Some provisions in the Bill amend the Companies Act 2014 but are not related to the law on financial reporting. These are mainly technical and do not reflect changes in policy. The Bill clarifies some definitions, reinstates some provisions that were inadvertently left out in the consolidation that led to the Companies Act 2014, corrects some typing errors and addresses issues that have come to light since the commencement of the 2014 Act. For example, section 92 restores the priority and standing of various creditors, such as employees and the Revenue Commissioners. This was necessary following a recent judgment of the Supreme Court that resulted in the holder of a floating charge being able to leap-frog preferential creditors, contrary to the intention in the Companies Act 2014.

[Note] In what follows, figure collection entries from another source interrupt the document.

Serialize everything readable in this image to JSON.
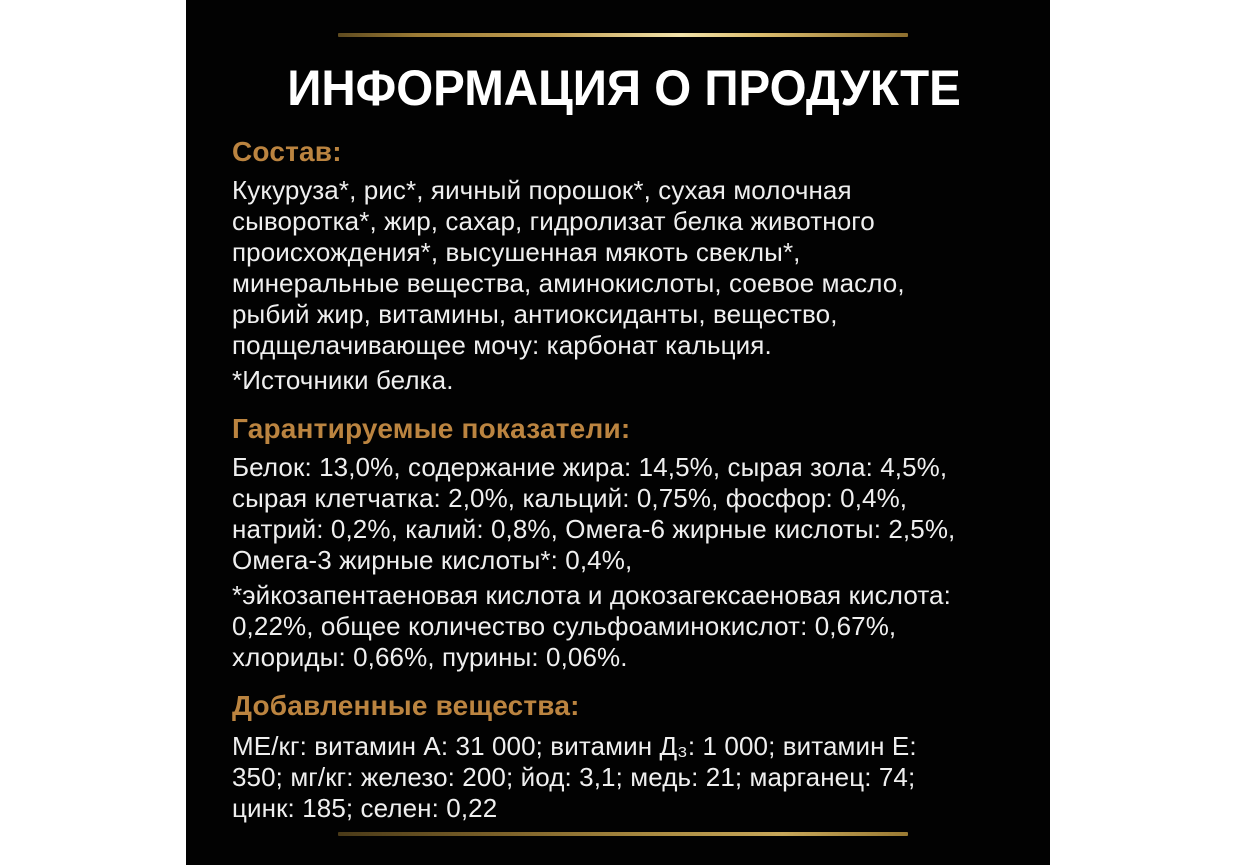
{
  "title": "ИНФОРМАЦИЯ О ПРОДУКТЕ",
  "colors": {
    "panel_background": "#020202",
    "page_background": "#ffffff",
    "heading_gold": "#bb8440",
    "body_text": "#efefef",
    "divider_gold_bright": "#f2e3ab",
    "divider_gold_dark": "#5e4a1f"
  },
  "sections": [
    {
      "heading": "Состав:",
      "body": "Кукуруза*, рис*, яичный порошок*, сухая молочная\nсыворотка*, жир, сахар, гидролизат белка животного\nпроисхождения*, высушенная мякоть свеклы*,\nминеральные вещества, аминокислоты, соевое масло,\nрыбий жир, витамины, антиоксиданты, вещество,\nподщелачивающее мочу: карбонат кальция.",
      "note": "*Источники белка."
    },
    {
      "heading": "Гарантируемые показатели:",
      "body": "Белок: 13,0%, содержание жира: 14,5%, сырая зола: 4,5%,\nсырая клетчатка: 2,0%, кальций: 0,75%, фосфор: 0,4%,\nнатрий: 0,2%, калий: 0,8%, Омега-6 жирные кислоты: 2,5%,\nОмега-3 жирные кислоты*: 0,4%,",
      "note": "*эйкозапентаеновая кислота и докозагексаеновая кислота:\n0,22%, общее количество сульфоаминокислот: 0,67%,\nхлориды: 0,66%, пурины: 0,06%."
    },
    {
      "heading": "Добавленные вещества:",
      "body": "МЕ/кг: витамин А: 31 000; витамин Д₃: 1 000; витамин Е:\n350; мг/кг: железо: 200; йод: 3,1; медь: 21; марганец: 74;\nцинк: 185; селен: 0,22",
      "note": ""
    }
  ]
}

I am keen to outline another issue that is of practical concern to many stakeholders. The EU accounting directive applies at the latest to financial statements for financial years that start in the course of 2016. The directive also allows member states to apply the provisions earlier, for financial years that started in 2015. However, we are now in April 2017 and the Bill is not yet enacted. For many businesses, the new financial year will have begun and they may already have prepared financial statements for 2016. Given the savings that the reduced reporting regime in this Bill will bring to small businesses, it is important that enterprise gets to avail of those at the earliest opportunity.Indeed, since the publication of the Bill last August a good deal of interest has been expressed in applying the new measures as soon as possible. New accounting standards for small and micro entities have been developed but cannot be used until this Bill is on the Statute Book. Therefore, section 14 of the Bill provides that directors may decide to apply the reduced reporting requirements to financial statements for financial years beginning in 2015 and 2016. This is not retrospective legislation as we would usually understand it. Rather, the Bill is permitting companies to apply new reporting requirements to activity that has already happened. It is the form and content of reporting, not the actions of the company, that we are addressing here. While most financial statements for 2015 will have been filed by now, there may still be a benefit in section 14 for any company whose financial year started in late 2015. When it comes to financial years that began in the course of 2016, section 14 should be of benefit to a wider group of companies. It is hoped that this provision will mitigate some of the effects of the delay in transposing the EU directive.

I am pleased to introduce a Bill that brings real and meaningful benefits to the vast majority of companies in Ireland and that will ensure that our law on financial reporting is fit for purpose. I commend the Bill to the House.